Re: Progressive vs Platonic Education.

Post by Nick_A »

Belinda
Yes, it would be good to have ultimate knowledge more than which cannot be known even by an omniscient being. Ultimate knowledge like that is indistinguishable from goodness.
I supposed what you invited me to suppose and once again I concluded Platonic reality is not available to any of us.
Of course it is available. It isn't wanted now since people are more enchanted with the shadows on the wall. You can lead a horse to water but you can't make him drink.

Platonic education is easy to understand. The human organism is basically a tripartite soul: head, heart, and body. Each part needs to develop in harmony to create a balanced human being with the potential for inner unity created by acquiring conscious knowledge of the forms.

Gymnastics for the body, music for the appetites (heart), and ideas such as great myths for the head which invites a student to experience "awe and wonder" and opening to the vertical inner path which leads to the forms.

Platonic education is avoided in secular public schools since by definition contemplation of the forms invites pondering the God question. Without it, the state becomes God leading to the results of hypocrisy we see in the world.

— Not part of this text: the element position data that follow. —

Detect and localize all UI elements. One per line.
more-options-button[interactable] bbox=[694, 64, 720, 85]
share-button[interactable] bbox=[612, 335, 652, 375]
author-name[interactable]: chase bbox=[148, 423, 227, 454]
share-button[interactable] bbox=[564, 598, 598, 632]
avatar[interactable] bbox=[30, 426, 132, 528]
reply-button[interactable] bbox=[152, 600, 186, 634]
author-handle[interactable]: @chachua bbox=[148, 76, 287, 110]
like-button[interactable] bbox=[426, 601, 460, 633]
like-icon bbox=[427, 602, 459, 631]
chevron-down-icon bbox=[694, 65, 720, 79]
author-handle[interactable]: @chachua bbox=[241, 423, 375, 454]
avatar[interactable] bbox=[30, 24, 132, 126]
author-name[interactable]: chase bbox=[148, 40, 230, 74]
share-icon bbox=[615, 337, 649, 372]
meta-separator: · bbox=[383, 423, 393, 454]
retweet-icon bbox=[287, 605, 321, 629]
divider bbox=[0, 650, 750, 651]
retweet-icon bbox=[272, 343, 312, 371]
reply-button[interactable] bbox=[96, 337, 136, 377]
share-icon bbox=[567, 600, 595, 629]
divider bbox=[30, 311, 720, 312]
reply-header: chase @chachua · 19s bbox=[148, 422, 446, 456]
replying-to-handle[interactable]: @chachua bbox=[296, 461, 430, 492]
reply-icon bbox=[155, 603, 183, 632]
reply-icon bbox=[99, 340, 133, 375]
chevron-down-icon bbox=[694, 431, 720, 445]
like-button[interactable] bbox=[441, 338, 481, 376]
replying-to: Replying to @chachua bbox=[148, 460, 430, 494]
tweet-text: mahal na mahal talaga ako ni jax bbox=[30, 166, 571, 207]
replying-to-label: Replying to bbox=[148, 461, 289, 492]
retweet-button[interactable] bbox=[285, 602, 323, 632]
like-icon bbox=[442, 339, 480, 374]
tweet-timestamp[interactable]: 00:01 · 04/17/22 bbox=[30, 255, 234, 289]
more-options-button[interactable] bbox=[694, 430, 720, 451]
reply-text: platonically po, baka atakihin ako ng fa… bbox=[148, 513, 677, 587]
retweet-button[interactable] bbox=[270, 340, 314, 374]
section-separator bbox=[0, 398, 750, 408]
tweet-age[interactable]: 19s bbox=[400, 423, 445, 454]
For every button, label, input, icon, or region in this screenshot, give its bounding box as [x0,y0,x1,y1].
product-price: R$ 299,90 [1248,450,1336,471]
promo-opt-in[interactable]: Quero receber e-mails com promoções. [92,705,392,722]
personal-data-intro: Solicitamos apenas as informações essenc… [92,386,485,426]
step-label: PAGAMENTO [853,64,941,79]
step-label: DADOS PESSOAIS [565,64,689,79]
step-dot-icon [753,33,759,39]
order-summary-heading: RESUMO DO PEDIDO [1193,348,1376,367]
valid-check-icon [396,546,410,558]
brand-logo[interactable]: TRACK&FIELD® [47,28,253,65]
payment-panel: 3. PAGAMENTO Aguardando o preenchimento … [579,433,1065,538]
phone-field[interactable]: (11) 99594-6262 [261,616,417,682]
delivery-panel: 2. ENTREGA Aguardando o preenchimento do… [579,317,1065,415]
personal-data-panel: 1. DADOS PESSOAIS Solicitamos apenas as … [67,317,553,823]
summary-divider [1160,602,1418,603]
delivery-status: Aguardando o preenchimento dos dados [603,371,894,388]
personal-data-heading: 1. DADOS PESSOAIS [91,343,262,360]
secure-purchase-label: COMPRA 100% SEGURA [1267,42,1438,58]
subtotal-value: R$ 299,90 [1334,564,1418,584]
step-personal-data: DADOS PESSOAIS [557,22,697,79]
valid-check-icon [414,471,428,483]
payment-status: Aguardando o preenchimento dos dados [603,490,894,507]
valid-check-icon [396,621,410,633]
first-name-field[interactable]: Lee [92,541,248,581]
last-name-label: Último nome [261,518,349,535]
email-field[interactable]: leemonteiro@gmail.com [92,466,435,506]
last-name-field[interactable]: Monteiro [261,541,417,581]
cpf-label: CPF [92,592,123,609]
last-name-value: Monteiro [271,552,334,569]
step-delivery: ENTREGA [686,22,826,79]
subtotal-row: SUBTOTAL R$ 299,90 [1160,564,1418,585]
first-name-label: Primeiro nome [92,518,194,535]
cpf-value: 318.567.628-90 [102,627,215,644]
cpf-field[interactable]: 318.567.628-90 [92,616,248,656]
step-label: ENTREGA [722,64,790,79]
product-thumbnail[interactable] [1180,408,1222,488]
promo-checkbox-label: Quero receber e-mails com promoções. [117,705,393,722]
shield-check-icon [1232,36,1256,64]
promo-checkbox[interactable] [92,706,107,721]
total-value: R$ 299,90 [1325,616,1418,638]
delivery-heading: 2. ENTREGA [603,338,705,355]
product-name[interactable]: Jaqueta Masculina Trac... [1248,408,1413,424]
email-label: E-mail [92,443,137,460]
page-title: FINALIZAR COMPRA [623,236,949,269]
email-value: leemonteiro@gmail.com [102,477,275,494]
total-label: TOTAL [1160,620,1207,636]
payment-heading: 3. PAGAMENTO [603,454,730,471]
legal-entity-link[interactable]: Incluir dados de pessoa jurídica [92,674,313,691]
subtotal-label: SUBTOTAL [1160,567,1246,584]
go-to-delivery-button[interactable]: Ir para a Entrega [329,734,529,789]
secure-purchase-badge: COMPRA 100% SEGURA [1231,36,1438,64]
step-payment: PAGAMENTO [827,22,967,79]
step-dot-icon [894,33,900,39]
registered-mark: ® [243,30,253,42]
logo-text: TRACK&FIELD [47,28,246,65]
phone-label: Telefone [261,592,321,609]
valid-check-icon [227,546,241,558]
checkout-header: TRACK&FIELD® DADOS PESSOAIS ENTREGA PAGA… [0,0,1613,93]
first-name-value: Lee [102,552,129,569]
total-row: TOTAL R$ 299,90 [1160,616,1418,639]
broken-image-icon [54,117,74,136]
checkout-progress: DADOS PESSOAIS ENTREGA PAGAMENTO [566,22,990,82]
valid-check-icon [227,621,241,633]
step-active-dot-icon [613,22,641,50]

If a person wanted to become a concert pianist it would be obvious that the talents of the head, heart, and hands, must work together in practice for the aim of becoming a concert pianist. But inwardly working together to experience truth is sacrificed for the goals of pleasure. If piano practice took this attitude a person would never become a concert pianist. Why would we think it is any different for a seeker of truth? If humanity as a whole is content with imagination it hasn't experienced the calling to truth. It hasn't experienced the "light" so like with the ship of fools there is only the call to receive self justification and opinions rather than truth.